Já a professora de Geografia Ana Paula San’Anna, moradora de Florianópolis (SC) é mãe de Felipe, de 14 anos, diagnosticado com a doença em agosto de 2021. “Aos primeiros sinais, nós o levamos ao pronto atendimento. Nestas idas, nenhum médico conhecia a doença e trataram os sintomas a partir de outras possíveis causas. Deram remédios fortes, com muitos efeitos colaterais, e indicaram dietas restritivas. Obviamente, nada disso ajudou, pois a UCE não é alergia. Felizmente não demoramos a buscar uma especialista. Em poucas semanas, o diagnóstico foi fechado. Ele desenvolveu a doença em sua forma grave. Por meses consecutivos esteve com o corpo coberto por lesões avermelhadas, que mudam de lugar ao longo do dia, e inchaços dos membros e rosto", contou.

"As lesões causavam coceira intensa no corpo todo e afetavam o sono do menino, além de prejudicar a realização das atividades rotineiras. Também diminuem imensamente a autoestima da pessoa, o que para um adolescente é ainda mais desafiador”, relata Ana Paula.


A professora de Geografia Ana Paula San’Anna e seu filho Felipe: dificuldade no tratamento.

“Os inchaços eram diários, quando atingiam os pés dificultavam o caminhar e nas mãos comprometiam atividades simples. Quando atingiam os olhos, chegavam a impedi-lo de os abrir. Na boca, afetava a fala e a alimentação. Por conta da UCE, perdeu muitos dias de aula na escola e se isolou dos amigos. Sua doença é refratária, ou seja, não respondeu ao uso de anti-histamínicos de segunda geração. Frente a esse quadro, a médica indicou o uso de um imunobiológico. É uma medicação feita a partir de RNA e que atua diretamente no sistema imunológico. A dose necessária desta medicação, para o caso dele, custa atualmente R$ 5.800, valor que não temos condições de pagar. Tentamos pelo SUS, mas sem um processo judicial não foi possível. Enfim, conseguimos a medicação pelo plano de saúde. Foi burocrático, mas deu certo. Atualmente, tememos a aprovação do rol taxativo da ANS, temos medo dele perder o direito à medicação, pois demorou cinco meses, mais do que o normal, para responder ao uso dessa medicação. Felizmente, está com a doença controlada há 2 meses, mas ainda depende do uso do imunobiológico”, relata a professora. Segundo ela, eles obtiveram o remédio em dezembro do ano passado e a primeira aplicação ocorreu no dia 20 daquele mês.

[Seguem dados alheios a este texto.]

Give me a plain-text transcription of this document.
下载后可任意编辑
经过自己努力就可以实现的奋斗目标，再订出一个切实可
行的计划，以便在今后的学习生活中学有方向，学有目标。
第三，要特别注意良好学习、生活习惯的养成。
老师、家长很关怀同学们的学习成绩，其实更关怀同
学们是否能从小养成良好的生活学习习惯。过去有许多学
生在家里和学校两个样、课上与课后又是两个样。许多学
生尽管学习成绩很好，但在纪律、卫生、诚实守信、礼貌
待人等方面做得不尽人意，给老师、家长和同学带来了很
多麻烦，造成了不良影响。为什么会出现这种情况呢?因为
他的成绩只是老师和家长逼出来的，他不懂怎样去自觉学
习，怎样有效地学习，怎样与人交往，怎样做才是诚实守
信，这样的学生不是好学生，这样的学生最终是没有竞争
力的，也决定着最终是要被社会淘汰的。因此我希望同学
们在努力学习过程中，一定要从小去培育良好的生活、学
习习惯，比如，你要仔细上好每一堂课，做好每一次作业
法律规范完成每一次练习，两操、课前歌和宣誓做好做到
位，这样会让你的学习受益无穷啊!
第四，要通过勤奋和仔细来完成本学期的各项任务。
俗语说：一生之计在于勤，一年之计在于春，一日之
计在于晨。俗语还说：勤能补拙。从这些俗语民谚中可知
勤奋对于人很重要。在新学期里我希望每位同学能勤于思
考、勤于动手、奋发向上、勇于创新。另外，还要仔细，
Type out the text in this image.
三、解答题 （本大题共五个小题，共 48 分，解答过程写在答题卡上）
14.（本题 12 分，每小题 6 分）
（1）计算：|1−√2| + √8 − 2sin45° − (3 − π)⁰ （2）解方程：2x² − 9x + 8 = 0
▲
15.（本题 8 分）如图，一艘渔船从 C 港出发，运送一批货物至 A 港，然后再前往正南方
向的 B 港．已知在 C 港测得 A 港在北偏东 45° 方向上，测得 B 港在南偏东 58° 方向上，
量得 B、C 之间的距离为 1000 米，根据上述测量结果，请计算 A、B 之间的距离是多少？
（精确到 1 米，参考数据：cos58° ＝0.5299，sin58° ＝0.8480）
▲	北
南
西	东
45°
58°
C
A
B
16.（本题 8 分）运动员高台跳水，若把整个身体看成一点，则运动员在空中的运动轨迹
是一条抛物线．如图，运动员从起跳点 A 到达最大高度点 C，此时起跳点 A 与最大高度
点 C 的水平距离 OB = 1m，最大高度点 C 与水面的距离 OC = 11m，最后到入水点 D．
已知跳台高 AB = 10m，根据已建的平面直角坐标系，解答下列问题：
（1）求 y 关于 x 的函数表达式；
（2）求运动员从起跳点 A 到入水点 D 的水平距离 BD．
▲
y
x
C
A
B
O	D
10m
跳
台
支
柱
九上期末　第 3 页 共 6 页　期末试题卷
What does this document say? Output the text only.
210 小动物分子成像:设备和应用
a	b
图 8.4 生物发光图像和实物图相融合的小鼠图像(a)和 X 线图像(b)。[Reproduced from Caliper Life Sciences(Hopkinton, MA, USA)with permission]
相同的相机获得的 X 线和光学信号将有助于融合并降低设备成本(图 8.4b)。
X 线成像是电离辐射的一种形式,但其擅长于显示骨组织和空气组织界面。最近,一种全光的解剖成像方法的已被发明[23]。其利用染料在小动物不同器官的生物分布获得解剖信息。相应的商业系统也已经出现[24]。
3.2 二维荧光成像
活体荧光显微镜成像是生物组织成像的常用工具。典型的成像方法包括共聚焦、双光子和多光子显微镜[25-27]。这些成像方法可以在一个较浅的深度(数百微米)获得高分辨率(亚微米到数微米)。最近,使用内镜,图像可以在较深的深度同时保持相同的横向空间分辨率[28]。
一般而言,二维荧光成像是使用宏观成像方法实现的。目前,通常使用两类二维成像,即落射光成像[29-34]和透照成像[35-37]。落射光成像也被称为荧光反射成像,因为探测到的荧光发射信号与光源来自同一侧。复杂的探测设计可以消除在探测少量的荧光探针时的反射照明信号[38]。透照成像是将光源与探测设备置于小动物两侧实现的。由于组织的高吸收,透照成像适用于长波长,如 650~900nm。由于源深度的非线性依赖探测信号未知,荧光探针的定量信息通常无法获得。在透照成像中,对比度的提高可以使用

“Mas infelizmente nem todos os portadores de UCE tem a mesma sorte do Felipe, acompanho casos de pessoas que levaram anos até obter o diagnóstico e também enfrentam dificuldades para acessar as medicações. A doença ainda é pouco conhecida”, lamenta Ana Paula.

O Ministério da Saúde tem as seguintes recomendações para quem tem UCE:

* Fique atento, se você sabe o que desencadeia as crises, não faça;

* Não coce a pele, principalmente nas áreas lesionadas;

* Compressas de água fria podem aliviar a coceira;

* Não se automedique;

* O estresse não causa a urticária, contudo, pode ajudar a piorar.